You are viewing a plain text version of this content. The canonical link for it is here.
Posted to solr-user@lucene.apache.org by Joseph Hagerty <jo...@gmail.com> on 2014/01/30 23:20:27 UTC

JVM heap constraints and garbage collection

Greetings esteemed Solr-ites,

I'm using Solr 3.5 over Tomcat 6. My index has reached 30G.

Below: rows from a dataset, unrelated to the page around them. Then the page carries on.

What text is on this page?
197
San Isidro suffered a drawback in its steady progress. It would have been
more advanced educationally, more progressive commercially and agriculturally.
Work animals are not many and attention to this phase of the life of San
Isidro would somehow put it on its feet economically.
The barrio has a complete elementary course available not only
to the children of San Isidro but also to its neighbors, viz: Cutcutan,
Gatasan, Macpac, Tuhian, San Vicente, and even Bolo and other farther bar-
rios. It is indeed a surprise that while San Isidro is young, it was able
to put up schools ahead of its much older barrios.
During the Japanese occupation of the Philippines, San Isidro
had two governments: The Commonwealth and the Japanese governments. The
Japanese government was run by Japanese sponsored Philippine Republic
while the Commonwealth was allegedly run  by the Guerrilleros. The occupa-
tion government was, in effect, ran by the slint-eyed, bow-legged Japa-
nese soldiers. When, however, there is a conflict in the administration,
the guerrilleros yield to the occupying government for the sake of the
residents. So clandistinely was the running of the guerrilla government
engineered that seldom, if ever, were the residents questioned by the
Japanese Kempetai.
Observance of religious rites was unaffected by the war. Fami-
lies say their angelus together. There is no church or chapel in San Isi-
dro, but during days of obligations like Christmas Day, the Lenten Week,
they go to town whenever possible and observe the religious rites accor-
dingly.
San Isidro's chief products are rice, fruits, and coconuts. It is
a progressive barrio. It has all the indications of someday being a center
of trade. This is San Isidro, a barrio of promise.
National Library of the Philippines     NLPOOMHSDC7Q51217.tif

Since my average load during peak hours is becoming quite high, and since
I'm finally starting to notice a little bit of performance degradation and
intermittent errors (e.g. "Solr returned response 0" on perfectly valid
reads during load spikes), I think it's time to tune my Slave box before
things get out of control.

In particular, *I am curious how others are tuning their JVM heap
constraints (xms, xms, etc.) and garbage collection (parallel or
concurrent) to meet the needs of Solr*. I am using the Sun JVM Version 6,
not the fancy third party offerings.

Some more info, FWIW:

- Average document size in my index is probably around 6k
- Using CentOS
- Master-Slave setup. Master gets all the writes, Slave gets all the read
requests. It is the *Slave* that is suffering-- the Master seems fine.
- The box is an m1.large on AWS EC2. 2 virtual CPUs, 4 ECU, 7.5 GiB RAM
- DaemonThreads skyrocket during the aforementioned load spikes

Thanks for reading, and to the devs: thanks for an excellent product.

-- 
- Joe

RE: JVM heap constraints and garbage collection

Posted by Michael Della Bitta <mi...@appinions.com>.
> i2.xlarge looks vastly better than m2.2xlarge at about the same price, so
I must be missing something: Is it the 120 IPs that explains why anyone
would choose m2.2xlarge?

i2.xlarge is a relatively new instance type (December 2013). In our case,
we're partway through a yearlong reservation of m2.2xlarges and won't be up
for reconsidering that for a few months. I don't think that Amazon has ever
dropped a legacy instance type, so there's bound to be some overlap as they
roll out new ones. And I imagine someone setting up a huge memcached pool
might rather have the extra RAM over the SSD, so it still makes sense for
the m2.2xlarge to be around.

It can be kind of hard to understand how the various parameters that make
up an instance type get decided on, though. I have to consult that
ec2instances.info link all the time to make sure I'm not missing something
regarding what types we should be using.


On Feb 1, 2014 1:51 PM, "Toke Eskildsen" <te...@statsbiblioteket.dk> wrote:

> Michael Della Bitta [michael.della.bitta@appinions.com] wrote:
> > Here at Appinions, we use mostly m2.2xlarges, but the new i2.xlarges look
> > pretty tasty primarily because of the SSD, and I'll probably push for a
> > switch to those when our reservations run out.
>
> > http://www.ec2instances.info/
>
> i2.xlarge looks vastly better than m2.2xlarge at about the same price, so
> I must be missing something: Is it the 120 IPs that explains why anyone
> would choose m2.2xlarge?
>
> Anyhow, it is good to see that Amazon now has 11 different setups with
> SSD. The IOPS looks solid at around 40K/s (estimated) for the i2.xlarge and
> they even have TRIM (
> http://aws.amazon.com/about-aws/whats-new/2013/12/19/announcing-the-next-generation-of-amazon-ec2-high-i/o-instance/).
>
> - Toke Eskildsen

RE: JVM heap constraints and garbage collection

Posted by Toke Eskildsen <te...@statsbiblioteket.dk>.
Michael Della Bitta [michael.della.bitta@appinions.com] wrote:
> Here at Appinions, we use mostly m2.2xlarges, but the new i2.xlarges look
> pretty tasty primarily because of the SSD, and I'll probably push for a
> switch to those when our reservations run out.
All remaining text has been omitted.